Robust questioning of a loyal opponent of the church
Good and bad?: John XXIII photographs: ap and gabriel bouys/afp
Good and bad?: John Paul II. photographs: ap and gabriel bouys/afp
RELIGION: No Lions in the Hierarchy: An Anthology of Sorts, By Joseph Dunn, The Columba Press, 270pp, €14.99
Since its establishment, in the early 1980s, the Columba Press has produced almost 800 books, many of which openly challenged the dominant religious orthodoxy in Irish society. Joseph Dunn’s No Lions in the Hierarchy, first published in 1994, is one of the titles chosen for inclusion in the new Columba Classics series. It has lost none of its prophetic charge, and many of the issues raised, such as celibacy, the silencing of theologians, leadership in the church, birth control, liberation theology, Vatican politics and the appointment of bishops, are as relevant today as they were nearly 20 years ago.

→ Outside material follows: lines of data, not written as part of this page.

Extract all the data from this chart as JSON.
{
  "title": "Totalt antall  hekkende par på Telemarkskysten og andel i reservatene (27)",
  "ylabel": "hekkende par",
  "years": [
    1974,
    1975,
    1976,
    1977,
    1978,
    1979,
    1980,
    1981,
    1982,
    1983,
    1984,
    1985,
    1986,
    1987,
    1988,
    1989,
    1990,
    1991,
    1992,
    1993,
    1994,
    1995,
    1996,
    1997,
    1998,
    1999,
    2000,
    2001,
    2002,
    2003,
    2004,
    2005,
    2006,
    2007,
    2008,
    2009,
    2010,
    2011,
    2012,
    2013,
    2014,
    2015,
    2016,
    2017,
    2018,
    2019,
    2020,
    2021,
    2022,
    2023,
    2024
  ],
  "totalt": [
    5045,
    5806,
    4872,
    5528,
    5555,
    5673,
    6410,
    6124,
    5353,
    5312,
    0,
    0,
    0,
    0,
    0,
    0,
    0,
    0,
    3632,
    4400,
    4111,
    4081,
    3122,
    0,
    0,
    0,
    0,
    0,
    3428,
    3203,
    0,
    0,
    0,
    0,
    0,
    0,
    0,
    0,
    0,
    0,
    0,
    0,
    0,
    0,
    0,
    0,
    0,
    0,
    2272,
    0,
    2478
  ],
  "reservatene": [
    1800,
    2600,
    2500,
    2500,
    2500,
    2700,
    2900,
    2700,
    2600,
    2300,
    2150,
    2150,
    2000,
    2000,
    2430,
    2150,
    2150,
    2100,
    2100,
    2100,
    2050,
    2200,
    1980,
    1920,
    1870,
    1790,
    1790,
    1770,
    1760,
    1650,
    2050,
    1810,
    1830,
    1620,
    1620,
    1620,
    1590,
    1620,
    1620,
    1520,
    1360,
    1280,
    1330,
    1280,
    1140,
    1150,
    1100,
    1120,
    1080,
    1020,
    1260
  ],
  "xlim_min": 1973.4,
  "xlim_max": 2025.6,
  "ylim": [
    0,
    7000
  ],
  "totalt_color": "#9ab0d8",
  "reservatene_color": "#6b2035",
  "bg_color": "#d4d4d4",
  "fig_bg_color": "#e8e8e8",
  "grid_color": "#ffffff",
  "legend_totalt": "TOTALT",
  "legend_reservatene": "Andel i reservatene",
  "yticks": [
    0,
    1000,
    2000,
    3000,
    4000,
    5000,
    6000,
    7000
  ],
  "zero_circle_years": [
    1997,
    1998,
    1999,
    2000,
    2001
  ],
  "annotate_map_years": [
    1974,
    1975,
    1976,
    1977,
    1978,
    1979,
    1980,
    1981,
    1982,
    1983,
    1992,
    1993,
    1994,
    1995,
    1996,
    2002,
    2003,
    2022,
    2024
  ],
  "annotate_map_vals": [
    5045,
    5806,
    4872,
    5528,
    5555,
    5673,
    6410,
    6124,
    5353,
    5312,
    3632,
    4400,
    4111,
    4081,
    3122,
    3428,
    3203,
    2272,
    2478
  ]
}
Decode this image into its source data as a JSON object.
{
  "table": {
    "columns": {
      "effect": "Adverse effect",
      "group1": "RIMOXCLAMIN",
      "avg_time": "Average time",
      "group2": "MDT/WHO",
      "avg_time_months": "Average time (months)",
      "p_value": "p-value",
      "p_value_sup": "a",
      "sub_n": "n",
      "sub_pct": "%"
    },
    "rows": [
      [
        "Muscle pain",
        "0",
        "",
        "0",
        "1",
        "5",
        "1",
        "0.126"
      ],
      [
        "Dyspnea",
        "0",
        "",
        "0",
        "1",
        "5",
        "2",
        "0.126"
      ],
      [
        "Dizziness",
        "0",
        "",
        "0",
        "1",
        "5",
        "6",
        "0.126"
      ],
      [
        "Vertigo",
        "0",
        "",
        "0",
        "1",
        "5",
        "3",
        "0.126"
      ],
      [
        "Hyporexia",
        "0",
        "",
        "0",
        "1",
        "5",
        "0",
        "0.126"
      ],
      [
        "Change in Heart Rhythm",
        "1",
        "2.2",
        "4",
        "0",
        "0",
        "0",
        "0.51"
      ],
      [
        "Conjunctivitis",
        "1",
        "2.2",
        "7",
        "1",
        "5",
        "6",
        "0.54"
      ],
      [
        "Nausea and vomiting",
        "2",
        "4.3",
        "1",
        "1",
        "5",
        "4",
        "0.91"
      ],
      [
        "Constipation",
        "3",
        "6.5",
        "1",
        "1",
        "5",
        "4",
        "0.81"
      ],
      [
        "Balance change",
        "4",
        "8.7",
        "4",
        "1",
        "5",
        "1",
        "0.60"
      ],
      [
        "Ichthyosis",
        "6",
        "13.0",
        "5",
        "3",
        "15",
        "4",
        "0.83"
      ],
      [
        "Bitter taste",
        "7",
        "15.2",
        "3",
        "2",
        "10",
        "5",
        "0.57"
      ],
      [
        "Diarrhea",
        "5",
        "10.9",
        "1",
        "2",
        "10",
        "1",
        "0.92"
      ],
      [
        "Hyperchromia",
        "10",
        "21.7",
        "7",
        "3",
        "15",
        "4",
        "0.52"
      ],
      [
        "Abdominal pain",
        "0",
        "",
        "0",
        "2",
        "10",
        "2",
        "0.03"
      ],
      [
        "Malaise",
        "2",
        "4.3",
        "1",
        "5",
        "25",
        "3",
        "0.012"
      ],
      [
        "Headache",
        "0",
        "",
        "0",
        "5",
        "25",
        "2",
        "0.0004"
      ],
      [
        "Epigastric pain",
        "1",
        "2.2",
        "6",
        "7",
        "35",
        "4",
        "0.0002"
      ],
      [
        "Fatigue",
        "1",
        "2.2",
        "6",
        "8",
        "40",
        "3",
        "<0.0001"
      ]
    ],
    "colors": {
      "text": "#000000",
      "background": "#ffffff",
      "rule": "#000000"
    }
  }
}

Dunn was a Catholic priest who worked for many years in television, most notably as part of the Radharc team that was responsible for producing award-winning documentaries. Through his work, Dunn had the opportunity to meet priests in various countries, some of whom had gone so far as to take up arms against tyrannical regimes.
He was acquainted with the widely varying types of church that can be found in different parts of the globe and was friendly with several members of the Irish hierarchy, especially the Dublin archbishops John Charles McQuaid, Dermot Ryan, Kevin McNamara and Desmond Connell. It would appear that very little happened in the Irish church or in Rome that escaped Dunn’s attention.
In his preface the author acknowledges that he was freer than most to express his views, being “neither a professional theologian nor a practising parish priest”. The critical stances he adopted derived from what he terms “loyal opposition” to the church.
In an interesting introduction, Fr Tom Stack describes his friend’s “uncanny gift of being able, simultaneously, to write critically of the institutional church and still somehow retain the confidence of church authorities”. To achieve this balance requires one to be a shrewd operator, which Dunn undoubtedly was.
The book covers a broad canvas. The opening chapter deals with seminary life in the 1950s and 1960s. Dunn notes how young men contemplating the priesthood had to sacrifice a lot, such as having recourse to sex and the comfort of a wife and children. Given his rather liberal views on a number of issues, it might come as a surprise to learn that he regarded celibacy, when freely chosen, as a blessing that should not be discarded lightly. He made no attempt to downplay his own occasional struggles with loneliness and coping with normal sexual urges.
Like many Irish people, Dunn was a huge fan of the charismatic Pope John XXIII: “John for me is proof that the papacy can work. That it can be the centre of unity. That it can inspire people to believe in the goodness of God and of his creation. That it can generate optimism. And in the end help us to love God and one another better.”